Wales

Carl Sargeant death: More help for sacked ministers after suicide

Carl Sargeant
Image caption The married father-of-two was found hanged at his home in Flintshire in November 2017

Changes to how sacked ministers are treated have been announced by First Minister Mark Drakeford following the suicide of an AM.

Carl Sargeant, 49, was found hanged at home in Connah's Quay in November 2017.

He had been sacked days earlier as communities minister after claims of inappropriate behaviour towards women.

Mr Sargeant's son Jack Sargeant AM said he hoped Mr Drakeford would be "the guardian of a kinder type of politics".

In a statement, he said his family welcomed Mr Drakeford's "considered response", adding: "It is clear to us that the current first minister is taking his responsibility to promote and safeguard the welfare of ministers seriously."

In July coroner John Gittins said more support should be available to ministers who lose their jobs.

Mr Drakeford said his response had been informed by consultations with serving and former ministers as well as the Sargeant family.

He said the new measure would include:

  • Adding a new section to the Ministerial Code to formalise information about support services available
  • Developing and adopting a protocol for the appointment and dismissal of ministers
  • Carrying out reshuffles with "due sensitivity" and ensure they are "framed in a way that recognises the public service rendered by departing ministers"
  • Taking particular care to consider the wellbeing of a departing minister if the circumstances of their departure are "difficult and high-profile"
  • The chief whip will make contact with ministers who lose their jobs to see if any further support is needed
  • A standardised pack with practical advice on support will be handed to departing ministers
  • Departing ministers will be reminded of assistance which could be available to them for dealing with any immediate press or media issues
  • Enhancing provision for counselling
  • New ministers being given the opportunity to be linked to an experienced minister to offer informal support and guidance
  • New ministers to be given the opportunity to confidentially disclose any pressures upon them or conditions that might impact upon their wellbeing
Image caption Jack Sargeant welcomed the first minister's response

The inquest heard Mr Sargeant was known to have mental health issues and the coroner said there were no official arrangements in place to support him following the 2017 re-shuffle "despite the probability that the [then] first minister [Carwyn Jones] knew of Mr Sargeant's vulnerability in relation to his mental health".

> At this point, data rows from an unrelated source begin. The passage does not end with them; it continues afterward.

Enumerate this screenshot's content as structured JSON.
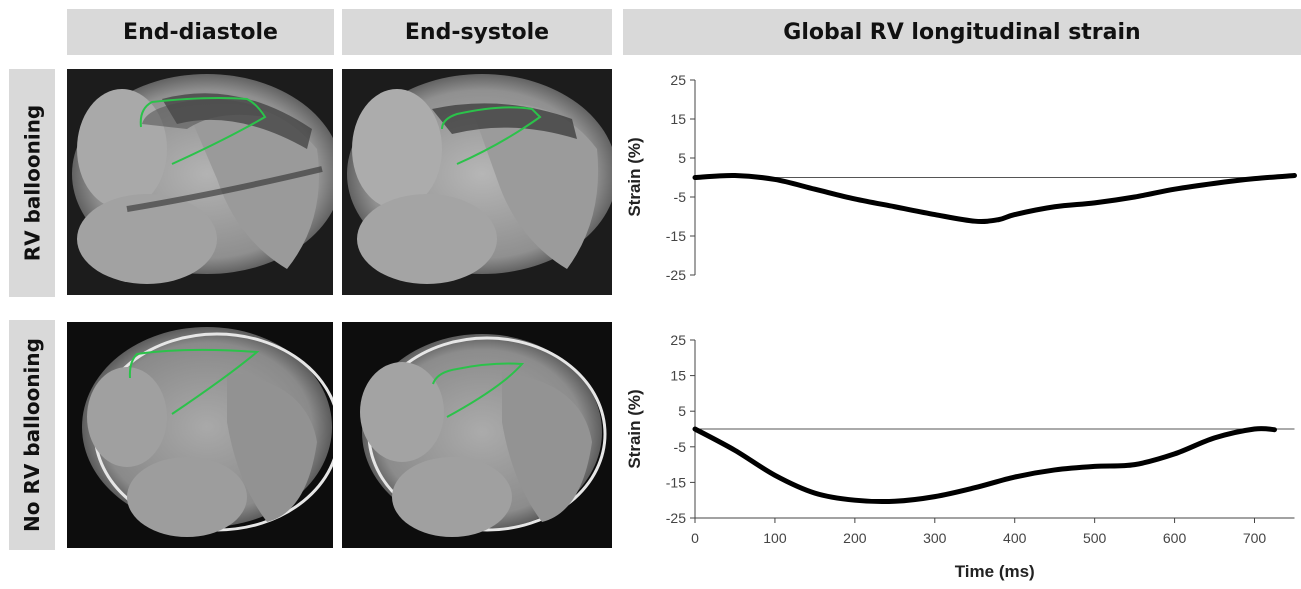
{
  "headers": {
    "end_diastole": "End-diastole",
    "end_systole": "End-systole",
    "strain": "Global RV longitudinal strain"
  },
  "row_labels": {
    "top": "RV ballooning",
    "bottom": "No RV ballooning"
  },
  "colors": {
    "header_bg": "#d9d9d9",
    "contour": "#2bc24a",
    "curve": "#000000"
  },
  "chart_data": [
    {
      "type": "line",
      "title": "",
      "xlabel": "",
      "ylabel": "Strain (%)",
      "xlim": [
        0,
        750
      ],
      "ylim": [
        -25,
        25
      ],
      "yticks": [
        25,
        15,
        5,
        -5,
        -15,
        -25
      ],
      "grid": false,
      "series": [
        {
          "x": [
            0,
            50,
            100,
            150,
            200,
            250,
            300,
            350,
            380,
            400,
            450,
            500,
            550,
            600,
            650,
            700,
            750
          ],
          "values": [
            0,
            0.5,
            -0.5,
            -3,
            -5.5,
            -7.5,
            -9.5,
            -11.2,
            -10.8,
            -9.5,
            -7.5,
            -6.5,
            -5,
            -3,
            -1.5,
            -0.3,
            0.5
          ]
        }
      ]
    },
    {
      "type": "line",
      "title": "",
      "xlabel": "Time (ms)",
      "ylabel": "Strain (%)",
      "xlim": [
        0,
        750
      ],
      "ylim": [
        -25,
        25
      ],
      "yticks": [
        25,
        15,
        5,
        -5,
        -15,
        -25
      ],
      "xticks": [
        0,
        100,
        200,
        300,
        400,
        500,
        600,
        700
      ],
      "grid": false,
      "series": [
        {
          "x": [
            0,
            50,
            100,
            150,
            200,
            250,
            300,
            350,
            400,
            450,
            500,
            550,
            600,
            650,
            700,
            725
          ],
          "values": [
            0,
            -6,
            -13,
            -18,
            -20,
            -20.3,
            -19,
            -16.5,
            -13.5,
            -11.5,
            -10.5,
            -10,
            -7,
            -2.5,
            0,
            -0.2
          ]
        }
      ]
    }
  ]
}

Mr Sargeant's family said he was deprived of "natural justice" and was not informed of any of the detail of the allegations against him, despite requests and warnings regarding his mental welfare.

An investigation into Mr Jones's handling of Mr Sargeant's sacking, led by the QC Paul Bowen, is yet to begin.

The protocol adopted by the Bowen inquiry was successfully challenged in court by Mr Sargeant's family and has now been revised.